Telecom instrument imports fell almost 15 percent as of February in FY19 after a nearly 17 percent rise in the FY18. Telecom instruments made up a third of the total electronics imports, followed by electronic components (28 percent), computer hardware and peripherals (16 percent), consumer electronics (9 percent), and electronic instruments (14 percent).
Between April 2018 and February 2019, exports of telecom machines (including mobile phones) reached 129 percent year-on-year to USD 2.4 billion. This is the largest jump since FY14, before the Nokia plant closing. After the Nokia plant closure, telecom instrument shipping crashed to just USD1.07 billion in FY15, according to DGCIS data.

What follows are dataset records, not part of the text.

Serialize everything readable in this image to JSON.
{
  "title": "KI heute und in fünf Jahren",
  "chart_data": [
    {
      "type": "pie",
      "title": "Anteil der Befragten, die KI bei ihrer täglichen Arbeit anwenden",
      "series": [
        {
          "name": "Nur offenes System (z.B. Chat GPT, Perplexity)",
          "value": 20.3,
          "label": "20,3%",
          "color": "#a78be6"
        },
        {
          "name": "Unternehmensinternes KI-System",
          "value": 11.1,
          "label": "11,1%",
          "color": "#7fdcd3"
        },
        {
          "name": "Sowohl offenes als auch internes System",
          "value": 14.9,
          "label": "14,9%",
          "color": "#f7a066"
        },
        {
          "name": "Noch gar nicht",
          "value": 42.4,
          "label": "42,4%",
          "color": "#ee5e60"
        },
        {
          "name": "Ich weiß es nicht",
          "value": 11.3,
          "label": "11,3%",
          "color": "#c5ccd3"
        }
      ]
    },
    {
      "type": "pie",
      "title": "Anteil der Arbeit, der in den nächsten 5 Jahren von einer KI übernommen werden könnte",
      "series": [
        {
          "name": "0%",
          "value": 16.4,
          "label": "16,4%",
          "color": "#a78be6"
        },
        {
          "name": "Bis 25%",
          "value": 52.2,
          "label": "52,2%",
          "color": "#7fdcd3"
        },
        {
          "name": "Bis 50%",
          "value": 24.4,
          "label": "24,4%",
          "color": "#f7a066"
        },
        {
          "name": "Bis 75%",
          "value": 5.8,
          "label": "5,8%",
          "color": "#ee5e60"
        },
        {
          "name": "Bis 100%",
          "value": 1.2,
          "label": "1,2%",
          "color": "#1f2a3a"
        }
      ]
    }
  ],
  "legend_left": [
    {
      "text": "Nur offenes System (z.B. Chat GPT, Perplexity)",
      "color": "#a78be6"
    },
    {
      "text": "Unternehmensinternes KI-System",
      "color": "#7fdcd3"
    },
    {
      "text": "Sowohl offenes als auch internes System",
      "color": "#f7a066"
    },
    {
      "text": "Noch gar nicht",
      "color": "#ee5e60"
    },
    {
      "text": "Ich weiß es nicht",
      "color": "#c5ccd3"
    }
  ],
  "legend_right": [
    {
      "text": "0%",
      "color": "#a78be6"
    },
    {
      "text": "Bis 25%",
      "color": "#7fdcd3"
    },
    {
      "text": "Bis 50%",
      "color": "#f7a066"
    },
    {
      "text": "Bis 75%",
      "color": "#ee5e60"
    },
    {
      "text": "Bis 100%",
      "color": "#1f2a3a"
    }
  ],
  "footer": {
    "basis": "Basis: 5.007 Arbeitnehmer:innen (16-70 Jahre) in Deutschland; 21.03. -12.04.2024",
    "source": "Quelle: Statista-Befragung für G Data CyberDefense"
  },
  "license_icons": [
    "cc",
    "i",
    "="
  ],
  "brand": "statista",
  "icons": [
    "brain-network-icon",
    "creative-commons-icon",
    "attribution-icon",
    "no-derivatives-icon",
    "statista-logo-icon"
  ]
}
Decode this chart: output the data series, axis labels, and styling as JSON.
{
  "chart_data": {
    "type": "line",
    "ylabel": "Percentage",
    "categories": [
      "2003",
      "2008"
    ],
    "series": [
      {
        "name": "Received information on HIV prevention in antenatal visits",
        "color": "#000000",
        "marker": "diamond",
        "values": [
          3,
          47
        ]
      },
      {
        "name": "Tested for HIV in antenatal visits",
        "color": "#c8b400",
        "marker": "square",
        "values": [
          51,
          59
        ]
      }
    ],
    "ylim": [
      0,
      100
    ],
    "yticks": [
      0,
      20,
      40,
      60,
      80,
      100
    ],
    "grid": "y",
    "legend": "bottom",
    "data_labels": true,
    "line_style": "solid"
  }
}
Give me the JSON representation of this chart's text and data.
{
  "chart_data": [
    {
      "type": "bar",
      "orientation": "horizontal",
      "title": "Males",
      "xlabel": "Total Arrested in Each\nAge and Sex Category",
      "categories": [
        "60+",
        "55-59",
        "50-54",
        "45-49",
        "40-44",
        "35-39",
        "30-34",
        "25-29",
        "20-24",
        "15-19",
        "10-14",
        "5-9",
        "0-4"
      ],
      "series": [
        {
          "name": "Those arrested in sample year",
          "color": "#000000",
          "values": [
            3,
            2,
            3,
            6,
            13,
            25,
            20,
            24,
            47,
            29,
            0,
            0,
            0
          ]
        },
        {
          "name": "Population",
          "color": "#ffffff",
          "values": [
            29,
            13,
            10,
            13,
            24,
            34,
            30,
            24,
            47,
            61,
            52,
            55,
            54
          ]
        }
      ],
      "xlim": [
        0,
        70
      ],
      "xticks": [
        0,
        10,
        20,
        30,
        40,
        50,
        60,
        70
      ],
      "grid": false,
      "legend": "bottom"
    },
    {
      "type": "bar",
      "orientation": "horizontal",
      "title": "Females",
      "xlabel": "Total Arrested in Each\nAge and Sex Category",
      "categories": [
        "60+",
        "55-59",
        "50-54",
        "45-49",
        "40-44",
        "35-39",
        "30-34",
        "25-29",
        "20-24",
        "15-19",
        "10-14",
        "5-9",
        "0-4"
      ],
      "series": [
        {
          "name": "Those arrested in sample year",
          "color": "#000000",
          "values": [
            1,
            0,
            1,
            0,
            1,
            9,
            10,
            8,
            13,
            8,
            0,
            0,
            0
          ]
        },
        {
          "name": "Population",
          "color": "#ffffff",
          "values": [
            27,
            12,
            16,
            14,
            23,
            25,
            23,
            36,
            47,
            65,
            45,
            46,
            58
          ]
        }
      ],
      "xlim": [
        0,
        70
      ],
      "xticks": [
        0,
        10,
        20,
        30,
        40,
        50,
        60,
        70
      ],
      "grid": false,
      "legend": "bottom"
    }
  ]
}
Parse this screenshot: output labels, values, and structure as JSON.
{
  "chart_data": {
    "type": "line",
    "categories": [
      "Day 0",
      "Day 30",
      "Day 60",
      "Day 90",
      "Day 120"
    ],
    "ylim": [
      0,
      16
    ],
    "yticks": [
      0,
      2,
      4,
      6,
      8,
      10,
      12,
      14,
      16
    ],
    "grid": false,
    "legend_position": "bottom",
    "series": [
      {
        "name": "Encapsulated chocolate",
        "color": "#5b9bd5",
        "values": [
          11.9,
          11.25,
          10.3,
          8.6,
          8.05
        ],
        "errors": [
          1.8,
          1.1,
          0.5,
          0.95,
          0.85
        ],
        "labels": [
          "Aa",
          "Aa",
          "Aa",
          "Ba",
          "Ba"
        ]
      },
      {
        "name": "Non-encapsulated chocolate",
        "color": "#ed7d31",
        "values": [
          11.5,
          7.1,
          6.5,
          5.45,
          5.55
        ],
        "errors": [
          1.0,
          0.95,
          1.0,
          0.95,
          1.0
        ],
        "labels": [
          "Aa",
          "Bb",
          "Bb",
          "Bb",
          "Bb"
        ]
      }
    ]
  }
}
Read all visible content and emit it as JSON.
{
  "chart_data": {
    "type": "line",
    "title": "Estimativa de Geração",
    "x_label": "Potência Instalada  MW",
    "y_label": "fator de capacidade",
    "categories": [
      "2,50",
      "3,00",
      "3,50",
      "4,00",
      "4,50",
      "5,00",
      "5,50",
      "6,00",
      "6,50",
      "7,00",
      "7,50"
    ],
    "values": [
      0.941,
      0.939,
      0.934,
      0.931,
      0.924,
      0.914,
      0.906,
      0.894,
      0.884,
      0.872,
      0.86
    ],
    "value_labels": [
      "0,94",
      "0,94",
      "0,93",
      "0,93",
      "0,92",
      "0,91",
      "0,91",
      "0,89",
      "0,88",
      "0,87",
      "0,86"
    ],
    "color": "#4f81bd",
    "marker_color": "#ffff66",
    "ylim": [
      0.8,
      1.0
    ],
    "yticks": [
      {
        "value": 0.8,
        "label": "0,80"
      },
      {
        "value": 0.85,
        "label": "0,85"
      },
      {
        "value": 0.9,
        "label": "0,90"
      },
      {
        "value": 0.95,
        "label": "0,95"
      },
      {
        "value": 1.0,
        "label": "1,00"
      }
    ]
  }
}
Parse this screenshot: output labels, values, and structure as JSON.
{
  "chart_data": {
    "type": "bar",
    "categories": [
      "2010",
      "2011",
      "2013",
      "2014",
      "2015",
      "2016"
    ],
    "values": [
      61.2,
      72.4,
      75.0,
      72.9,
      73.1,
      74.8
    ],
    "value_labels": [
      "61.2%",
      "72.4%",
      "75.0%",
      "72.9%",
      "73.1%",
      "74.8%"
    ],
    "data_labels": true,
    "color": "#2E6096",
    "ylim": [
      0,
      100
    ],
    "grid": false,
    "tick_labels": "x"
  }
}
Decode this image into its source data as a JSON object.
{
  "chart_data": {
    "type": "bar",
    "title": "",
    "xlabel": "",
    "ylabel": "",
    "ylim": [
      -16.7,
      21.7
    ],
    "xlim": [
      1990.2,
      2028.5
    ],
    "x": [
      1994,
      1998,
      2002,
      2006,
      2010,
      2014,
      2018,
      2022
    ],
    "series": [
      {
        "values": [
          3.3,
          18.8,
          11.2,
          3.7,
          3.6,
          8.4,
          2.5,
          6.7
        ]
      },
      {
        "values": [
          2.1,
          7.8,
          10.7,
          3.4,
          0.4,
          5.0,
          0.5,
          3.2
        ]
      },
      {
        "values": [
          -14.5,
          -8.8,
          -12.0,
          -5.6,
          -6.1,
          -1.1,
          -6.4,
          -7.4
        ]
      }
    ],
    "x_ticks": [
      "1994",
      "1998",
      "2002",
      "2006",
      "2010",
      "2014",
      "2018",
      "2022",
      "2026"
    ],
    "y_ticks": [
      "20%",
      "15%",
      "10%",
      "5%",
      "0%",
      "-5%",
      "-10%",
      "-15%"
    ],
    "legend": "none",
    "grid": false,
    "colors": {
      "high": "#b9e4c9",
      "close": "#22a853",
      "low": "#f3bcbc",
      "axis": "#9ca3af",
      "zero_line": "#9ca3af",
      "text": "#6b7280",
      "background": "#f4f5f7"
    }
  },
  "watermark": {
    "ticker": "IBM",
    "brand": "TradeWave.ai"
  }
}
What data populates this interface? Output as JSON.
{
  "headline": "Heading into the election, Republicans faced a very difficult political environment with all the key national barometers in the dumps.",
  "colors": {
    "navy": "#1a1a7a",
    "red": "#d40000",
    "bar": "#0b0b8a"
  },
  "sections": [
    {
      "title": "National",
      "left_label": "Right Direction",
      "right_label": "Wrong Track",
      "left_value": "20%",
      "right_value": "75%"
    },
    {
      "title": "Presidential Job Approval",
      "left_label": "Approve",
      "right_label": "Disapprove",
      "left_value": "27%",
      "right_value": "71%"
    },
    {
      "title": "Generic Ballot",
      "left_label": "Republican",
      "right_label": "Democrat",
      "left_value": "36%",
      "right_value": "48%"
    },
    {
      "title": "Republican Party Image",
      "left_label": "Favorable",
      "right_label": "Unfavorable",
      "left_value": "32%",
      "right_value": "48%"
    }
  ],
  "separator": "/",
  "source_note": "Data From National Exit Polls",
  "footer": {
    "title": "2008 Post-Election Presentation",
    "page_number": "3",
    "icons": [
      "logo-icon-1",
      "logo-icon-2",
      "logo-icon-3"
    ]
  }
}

According to the Chairman of the India Cellular & Electronics Association, Pankaj Mohindroo, the profile of imports — particularly in the mobile phone industry — is showing a strong change. The CBU import, which was above 75 percent, is now below 10 percent. Sub-assembly import has also dropped substantially after the PCBA sector launched aggressively last year. Now imports of essential components have begun in India and that will only rise.
As per a recent ICEA-McKinsey report, the advanced resurgence in mobile manufacturing was developed thanks to strong domestic demand, with the initiation of the Phased Manufacturing Program promoting import substitution. Between 2014 and 2017, the Indian smartphone market grew to more than 37 percent in value per annum, from USD 9 billion to USD 22 billion. In the volume term, selling of smartphones rose from 70 million units in 2014 to 150 million units in 2017.
Overall, those numbers are expected to increase and — with the ideal approach to manufacturing and exports — could greatly benefit India’s economy.